GREATEST FEAR OF A PARENT’S LIFE IS A CHILD SUFFERING

I was rereading a book by Dave Barry today while my wife was getting her hair done.

I had read “Lessons From Lucy” when it was first published in 2019. It was a sweetly poignant story about learning the simple joys of life from old dogs. Quite nice, but the real shocker was “One Last Lesson,” which was added to the manuscript at the last minute.

Two days before Barry and his wife were going to take their daughter Sophie to Duke University to start her college career, completely out of the blue, 18-year-old Sophie woke up paralyzed from the waist down.

What’s that you say?

It could have been worse?

Only if they had awakened to find her dead.

Sophie Barry

She had something called Traverse Myelitis, an autoimmune disorder in which a virus triggers her immune system which eventually attacks her spinal cord.

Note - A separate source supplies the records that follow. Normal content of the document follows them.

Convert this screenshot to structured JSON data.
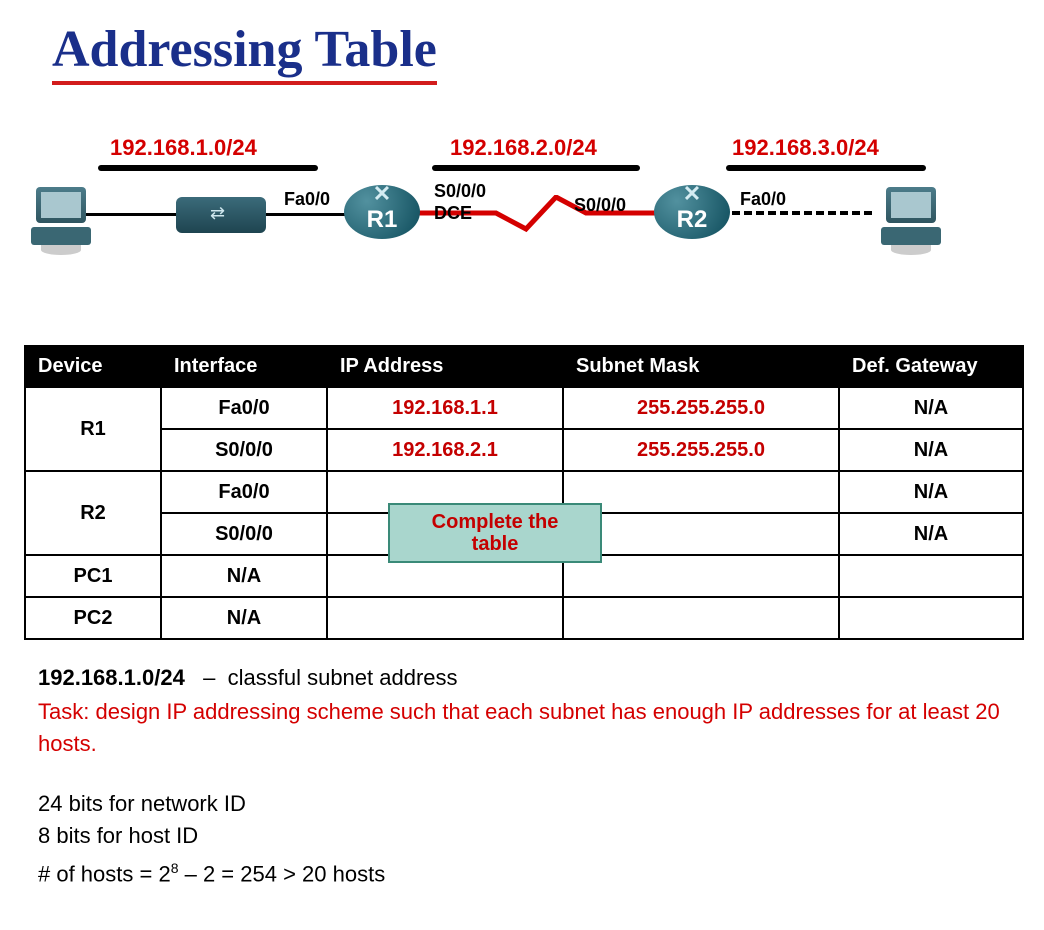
{
  "title": "Addressing Table",
  "topology": {
    "subnets": [
      {
        "label": "192.168.1.0/24"
      },
      {
        "label": "192.168.2.0/24"
      },
      {
        "label": "192.168.3.0/24"
      }
    ],
    "nodes": {
      "pc1": "PC1",
      "pc2": "PC2",
      "r1": "R1",
      "r2": "R2"
    },
    "interfaces": {
      "r1_fa": "Fa0/0",
      "r1_s_top": "S0/0/0",
      "r1_s_bot": "DCE",
      "r2_s": "S0/0/0",
      "r2_fa": "Fa0/0"
    }
  },
  "table": {
    "headers": [
      "Device",
      "Interface",
      "IP Address",
      "Subnet Mask",
      "Def. Gateway"
    ],
    "rows": [
      {
        "device": "R1",
        "rowspan": 2,
        "iface": "Fa0/0",
        "ip": "192.168.1.1",
        "mask": "255.255.255.0",
        "gw": "N/A",
        "hl": true
      },
      {
        "device": "",
        "iface": "S0/0/0",
        "ip": "192.168.2.1",
        "mask": "255.255.255.0",
        "gw": "N/A",
        "hl": true
      },
      {
        "device": "R2",
        "rowspan": 2,
        "iface": "Fa0/0",
        "ip": "",
        "mask": "",
        "gw": "N/A"
      },
      {
        "device": "",
        "iface": "S0/0/0",
        "ip": "",
        "mask": "",
        "gw": "N/A"
      },
      {
        "device": "PC1",
        "iface": "N/A",
        "ip": "",
        "mask": "",
        "gw": ""
      },
      {
        "device": "PC2",
        "iface": "N/A",
        "ip": "",
        "mask": "",
        "gw": ""
      }
    ],
    "callout": "Complete the table"
  },
  "notes": {
    "classful_net": "192.168.1.0/24",
    "classful_txt": "classful subnet address",
    "task": "Task: design IP addressing scheme such that each subnet has enough IP addresses for at least 20 hosts.",
    "calc1": "24 bits for network ID",
    "calc2": "8 bits for host ID",
    "calc3_pre": "# of hosts = 2",
    "calc3_exp": "8",
    "calc3_post": " – 2 = 254 > 20 hosts"
  }
}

They learned very soon that about a third of those infected recover completely, another third have partial recovery and the final third are paralyzed for life.

Thankfully, Sophie was in the first third.

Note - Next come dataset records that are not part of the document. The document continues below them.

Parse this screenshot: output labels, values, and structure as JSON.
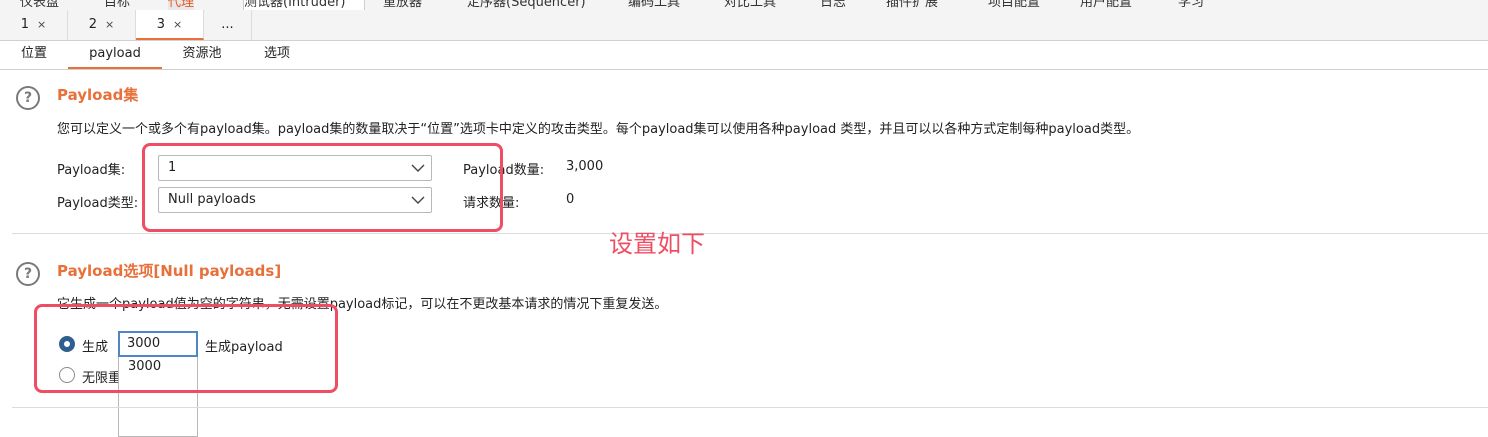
{
  "top_tabs": [
    "仪表盘",
    "目标",
    "代理",
    "测试器(Intruder)",
    "重放器",
    "定序器(Sequencer)",
    "编码工具",
    "对比工具",
    "日志",
    "插件扩展",
    "项目配置",
    "用户配置",
    "学习"
  ],
  "attack_tabs": [
    {
      "label": "1",
      "close": "×"
    },
    {
      "label": "2",
      "close": "×"
    },
    {
      "label": "3",
      "close": "×"
    },
    {
      "label": "...",
      "close": ""
    }
  ],
  "sub_tabs": [
    "位置",
    "payload",
    "资源池",
    "选项"
  ],
  "help_icon_glyph": "?",
  "payload_sets": {
    "title": "Payload集",
    "description": "您可以定义一个或多个有payload集。payload集的数量取决于“位置”选项卡中定义的攻击类型。每个payload集可以使用各种payload 类型，并且可以以各种方式定制每种payload类型。",
    "set_label": "Payload集:",
    "set_value": "1",
    "type_label": "Payload类型:",
    "type_value": "Null payloads",
    "count_label": "Payload数量:",
    "count_value": "3,000",
    "request_label": "请求数量:",
    "request_value": "0"
  },
  "annotation": "设置如下",
  "payload_options": {
    "title": "Payload选项[Null payloads]",
    "description": "它生成一个payload值为空的字符串，无需设置payload标记，可以在不更改基本请求的情况下重复发送。",
    "generate_label": "生成",
    "generate_value": "3000",
    "generate_suffix": "生成payload",
    "dropdown_option": "3000",
    "infinite_label": "无限重"
  },
  "colors": {
    "accent": "#e8703a",
    "annotation": "#ee4d63",
    "radio": "#2e5f8e"
  }
}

Four months or so after waking up paralyzed, she was able to resume her life and go off to college.

It has been a long time since I read anything that moved me as much. I would be absolutely devastated if anything happened to either of my children, although both of them are well into adulthood. In fact, my daughter Pauline has children of her own, three born to her and three more from her second marriage.

I remember her once saying that her absolute greatest fear in life was something happening to her children.

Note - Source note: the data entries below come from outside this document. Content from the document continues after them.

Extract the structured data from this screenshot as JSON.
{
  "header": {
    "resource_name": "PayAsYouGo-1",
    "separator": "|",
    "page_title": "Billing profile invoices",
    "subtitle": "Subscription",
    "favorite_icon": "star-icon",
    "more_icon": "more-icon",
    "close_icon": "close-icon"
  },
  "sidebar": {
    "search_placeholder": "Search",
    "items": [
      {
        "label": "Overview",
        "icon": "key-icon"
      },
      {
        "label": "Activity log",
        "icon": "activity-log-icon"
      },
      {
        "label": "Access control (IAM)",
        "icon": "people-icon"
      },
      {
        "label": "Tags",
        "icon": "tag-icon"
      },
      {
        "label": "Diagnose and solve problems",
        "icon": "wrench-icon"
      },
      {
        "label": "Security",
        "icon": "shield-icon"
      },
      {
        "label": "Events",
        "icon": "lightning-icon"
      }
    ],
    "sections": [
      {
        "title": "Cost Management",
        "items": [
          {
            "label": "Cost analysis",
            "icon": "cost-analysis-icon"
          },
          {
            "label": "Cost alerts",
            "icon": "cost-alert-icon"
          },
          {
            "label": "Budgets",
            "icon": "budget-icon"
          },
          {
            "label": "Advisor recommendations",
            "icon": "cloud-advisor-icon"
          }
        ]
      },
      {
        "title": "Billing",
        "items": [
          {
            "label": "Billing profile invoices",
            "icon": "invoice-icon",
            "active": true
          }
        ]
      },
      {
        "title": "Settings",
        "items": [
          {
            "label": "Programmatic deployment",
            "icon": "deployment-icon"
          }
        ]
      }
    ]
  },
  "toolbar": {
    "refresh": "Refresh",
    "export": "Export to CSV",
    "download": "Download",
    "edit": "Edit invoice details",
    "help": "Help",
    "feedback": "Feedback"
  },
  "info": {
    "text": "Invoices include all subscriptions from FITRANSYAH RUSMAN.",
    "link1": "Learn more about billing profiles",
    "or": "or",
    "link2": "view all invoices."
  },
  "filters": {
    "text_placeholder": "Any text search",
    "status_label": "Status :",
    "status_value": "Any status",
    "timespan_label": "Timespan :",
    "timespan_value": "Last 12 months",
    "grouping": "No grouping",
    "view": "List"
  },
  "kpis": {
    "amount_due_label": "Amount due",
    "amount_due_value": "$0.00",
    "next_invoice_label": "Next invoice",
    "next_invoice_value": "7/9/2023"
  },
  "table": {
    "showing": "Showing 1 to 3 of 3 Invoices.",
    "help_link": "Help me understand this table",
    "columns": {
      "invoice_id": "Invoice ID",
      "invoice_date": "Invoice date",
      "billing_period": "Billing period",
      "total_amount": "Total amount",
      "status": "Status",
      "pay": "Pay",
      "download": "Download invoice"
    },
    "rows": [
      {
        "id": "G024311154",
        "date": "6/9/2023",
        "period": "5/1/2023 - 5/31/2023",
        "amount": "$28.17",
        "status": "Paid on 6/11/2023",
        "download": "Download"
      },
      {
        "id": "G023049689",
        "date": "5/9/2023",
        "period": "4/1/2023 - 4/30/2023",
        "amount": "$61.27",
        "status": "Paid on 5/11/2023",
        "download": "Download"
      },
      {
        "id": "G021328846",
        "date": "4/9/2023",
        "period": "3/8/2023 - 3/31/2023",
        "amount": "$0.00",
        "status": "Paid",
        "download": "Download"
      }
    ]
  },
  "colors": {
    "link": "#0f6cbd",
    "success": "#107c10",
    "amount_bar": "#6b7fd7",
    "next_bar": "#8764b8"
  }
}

I can certainly understand that. I know people who had children die young and others who had children sexually molested. I don’t think they were ever the same.

I’m sure Barry and his wife would gladly have laid down their own lives if that was what it had taken to save Sophie. I know I would gladly end my life immediately if that was what it took save save the lives of my children or my grandchildren. Being a good parent is the proudest accomplishment of my life, and if it required a big finish, so be it.

Nothing else I have done will ever matter as much.